Outside, darkness had fallen. Jenny had painted for hours, not in an attempt to keep up with Elijah, but simply to be near him.

“Is your portrait of Sindal’s boys done?” she asked, stepping back from her easel.

Elijah used his rag to wipe paint from the handle of a brush, the way a soldier might wipe blood from a sword. “As done as it will be. West has written that Fotheringale harps on the lack of a completed juvenile portrait from me, though I showed them all the sketches.”
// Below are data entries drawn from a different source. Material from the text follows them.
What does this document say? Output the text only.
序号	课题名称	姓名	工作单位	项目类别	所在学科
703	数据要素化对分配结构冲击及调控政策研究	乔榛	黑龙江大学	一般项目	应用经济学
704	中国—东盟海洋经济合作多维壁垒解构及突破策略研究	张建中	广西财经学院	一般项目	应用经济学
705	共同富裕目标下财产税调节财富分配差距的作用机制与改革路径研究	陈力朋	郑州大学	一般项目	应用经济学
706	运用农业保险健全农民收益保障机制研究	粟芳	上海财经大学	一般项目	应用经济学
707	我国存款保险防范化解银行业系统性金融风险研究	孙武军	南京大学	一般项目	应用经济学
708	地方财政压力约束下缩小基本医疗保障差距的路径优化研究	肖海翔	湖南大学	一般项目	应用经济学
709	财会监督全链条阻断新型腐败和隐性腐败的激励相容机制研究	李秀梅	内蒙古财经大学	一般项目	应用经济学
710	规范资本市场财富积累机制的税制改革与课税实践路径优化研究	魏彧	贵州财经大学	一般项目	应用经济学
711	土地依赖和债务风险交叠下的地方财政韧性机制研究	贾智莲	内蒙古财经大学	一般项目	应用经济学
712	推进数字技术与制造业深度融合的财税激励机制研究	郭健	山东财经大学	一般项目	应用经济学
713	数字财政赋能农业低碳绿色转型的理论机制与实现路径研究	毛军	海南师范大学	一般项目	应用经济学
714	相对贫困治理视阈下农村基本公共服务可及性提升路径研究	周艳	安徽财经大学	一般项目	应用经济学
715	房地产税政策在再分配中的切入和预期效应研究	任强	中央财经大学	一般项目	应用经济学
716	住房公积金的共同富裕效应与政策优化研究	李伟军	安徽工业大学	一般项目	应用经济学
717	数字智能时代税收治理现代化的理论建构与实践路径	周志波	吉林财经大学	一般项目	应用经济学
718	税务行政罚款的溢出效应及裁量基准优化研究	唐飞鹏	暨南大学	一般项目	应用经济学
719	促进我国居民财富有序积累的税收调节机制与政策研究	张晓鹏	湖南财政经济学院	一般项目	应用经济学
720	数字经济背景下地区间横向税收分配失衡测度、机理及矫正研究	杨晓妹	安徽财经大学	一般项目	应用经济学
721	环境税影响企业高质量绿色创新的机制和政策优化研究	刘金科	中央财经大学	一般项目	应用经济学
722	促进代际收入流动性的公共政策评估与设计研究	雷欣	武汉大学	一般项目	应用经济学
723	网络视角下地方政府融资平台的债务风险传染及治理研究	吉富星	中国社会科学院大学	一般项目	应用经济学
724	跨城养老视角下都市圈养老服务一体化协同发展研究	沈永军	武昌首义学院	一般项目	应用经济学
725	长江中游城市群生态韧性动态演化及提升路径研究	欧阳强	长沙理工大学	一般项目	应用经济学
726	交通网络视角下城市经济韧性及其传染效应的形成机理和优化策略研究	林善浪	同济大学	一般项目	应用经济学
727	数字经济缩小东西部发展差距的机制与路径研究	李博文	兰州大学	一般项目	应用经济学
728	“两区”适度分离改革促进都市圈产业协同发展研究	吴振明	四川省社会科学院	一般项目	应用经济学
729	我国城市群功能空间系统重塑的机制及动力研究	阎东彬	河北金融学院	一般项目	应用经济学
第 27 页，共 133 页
Jenny passed him her brushes—Elijah was meticulous about tidying up at the end of each session—and took a seat by the hearth. “You can send them the completed portrait. Rothgreb wouldn’t begrudge you that.”

Instead of cleaning the brushes, Elijah dunked them in a jar of turpentine—also across the room from the fire—and sat on the hearth beside Jenny. “Will you marry me, Genevieve?”

He kissed her cheek while Jenny flailed about for a response, any response at all. “The paint fumes are affecting you, Elijah, or you’ve spent too much time imbibing His Grace’s wassail.”

You affect me. I paint better when you’re near, and I was warned about His Grace’s wassail—or Her Grace’s—by the regent himself. Marry me.”

She wanted to say yes, even if this declaration was not made out of an excess of romantic love. “If I marry you, I cannot go to Paris.”

He leaned back, resting his head against the stones behind them, closing his eyes. “I’ll take you to bloody Paris, and you can appreciate for yourself that the cats have ruined the place. Rome isn’t much better, though I suppose you’ll want to go there and sniff it for yourself too.”

He’d promise to take her there, probably to Moscow as well if she asked.

“Babies put rather a cramp in one’s travel plans.” Because if she were married to him, and Windham proclivities ran true, babies would follow in the near, middle, and far terms, and all hope of painting professionally would be as dead as her late brothers.

“Your siblings all managed to travel with babies. What’s the real reason, Genevieve? We’re compatible in the ways that count, and you’re dying on the vine here, trying to be your parents’ devoted spinster daughter. Marry me.”

He was tired, and he felt sorry for her. Of those things, Jenny was certain, but not much else. She hadn’t foreseen an offer from him that would ambush her best intentions and be so bewilderingly hard to refuse.

“You need to go home, Elijah. I need to go to Paris. Painting with you has only made me more certain of that. If I capitulate to your proposal, I will regret it for the rest of my days, and you will too. You feel sorry for me, and while I appreciate your sentiments, in Paris I will not be an object of pity.”

Nor would she be the object of marital schemes, and that… that was important too, though exactly why it was important, Jenny could not fathom.

Elijah was silent for a moment, while beside him, Jenny tried to swallow around the lump in her throat, because she would also regret not capitulating to this proposal, even though giving up on a life’s dream for a man who’d proposed out of pity wasn’t prudent.